Naomi A. Alderman’s Borrowed Time is a Doctor Who novel first published in 2011 and recently re-released to capitalise on the success of Alderman’s award-winning The Power. In it, the Eleventh Doctor, Amy and Rory visit the headquarters of the fictional Lexington Bank in the City of London in order to have ringside seats at the 2008 financial crash (???), only to find that there’s more than one speculative bubble in the making. The bank’s employees are impossibly productive and prepared, doing vastly more work than they should have time for. Turns out that two fishy characters by the names of Symington and Blenkinsop are lending out time to all and sundry: who wouldn’t relish having an extra hour or so in the day? But the wonders of compound interest have people owing more time than there is in a lifetime – tens if not hundreds of years.

Borrowed Time is, first and foremost, a lot of fun – unexpectedly so, for a novel about banking. The conceit of having time lent out like money, and on the same capitalist principles, serves to clarify the stakes of actual, real-world banking practices like those which precipitated the 2008 crisis: practices which ruined people’s lives just as thoroughly as they would have if they’d literally taken years from them. Poverty is still a major killer, even in the West, which makes bankers the biggest villains on the planet. Perhaps some of the imagery is a little on-the-nose: Symington and Blenkinsop, the predatory loan sharks, are also literal sharks. Well, shark-headed, anyway. And it’s a little difficult to believe that bankers would fall for the compound interest trick. But, hey, this is a book that’s designed to be accessible to older children as well as adults, so I can forgive a little narrative efficiency. (This is Doctor Who, after all. Subtlety has never been its strong point.)

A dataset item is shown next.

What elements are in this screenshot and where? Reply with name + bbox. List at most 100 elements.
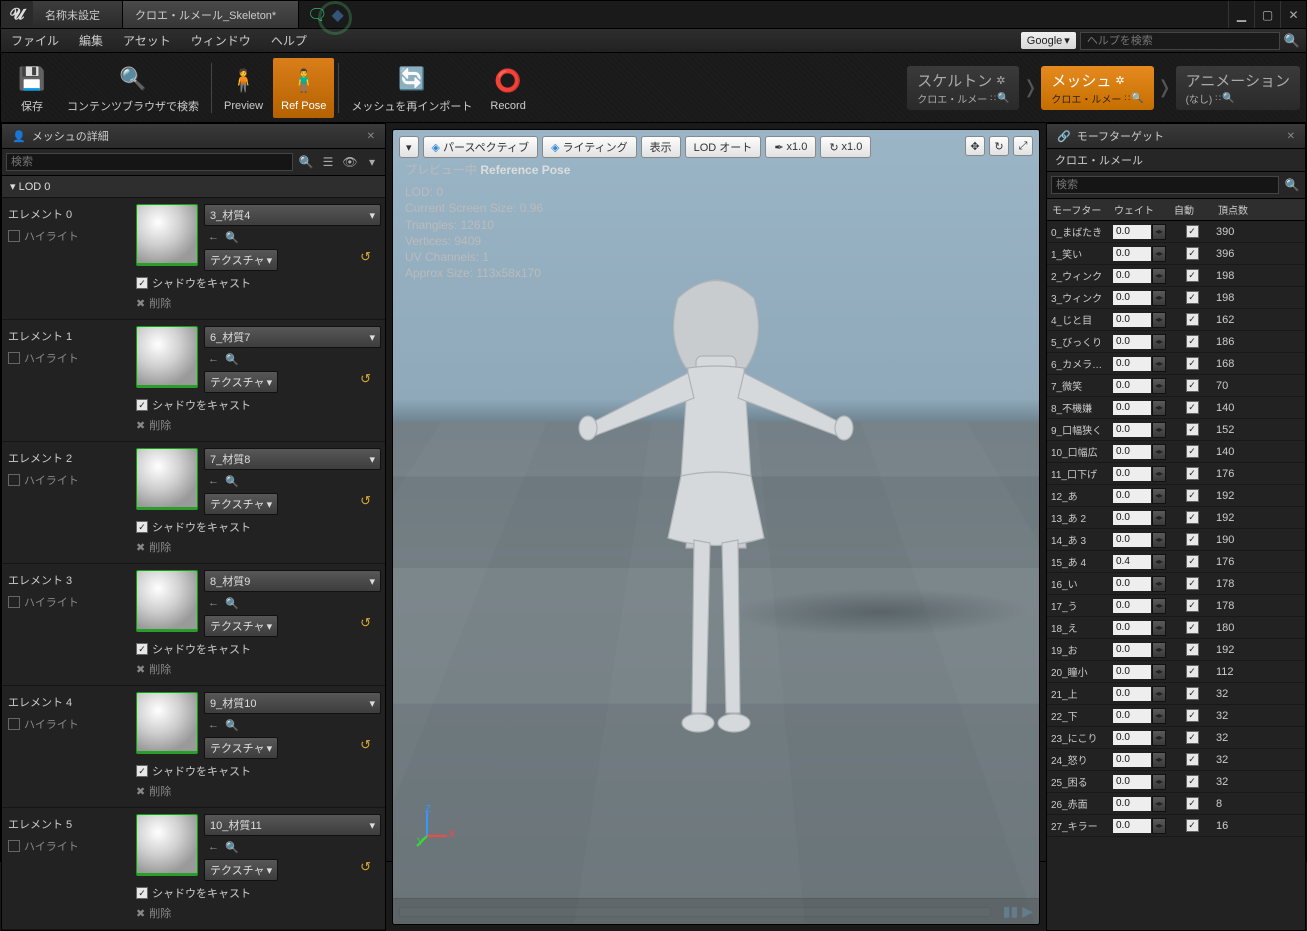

I’m not sure how to parse the weird meta doubleness of having all this go down in a bank. Of course it’s thematically appropriate and it’s a great way of explaining the complex economics of the sub-prime mortgage crisis; but making the bankers the victims of their own behaviour (without making it explicit that they too would engage in Symington and Blenkinsop’s trickery if they had the chance) perhaps lets them off the hook a bit. What’s more, one of the sympathetic human characters goes on to lead the bank, weathering the financial crash and achieving huge success – which definitely excuses her of culpability. The novel encourages us to think that there are “good” bankers and “bad” bankers, instead of a system that incentivises risky, predatory decision-making.

Having said that, would the story work as well if it was set in a management consultancy, or a law firm? I’m not sure. I think Alderman is aiming for clarity of purpose here rather than complete ideological purity, which might be beyond the scope of a Doctor Who novel anyway. As it is, taken on its own terms, this is a clever, light adventure story with a bit of depth to it – something for everyone to enjoy.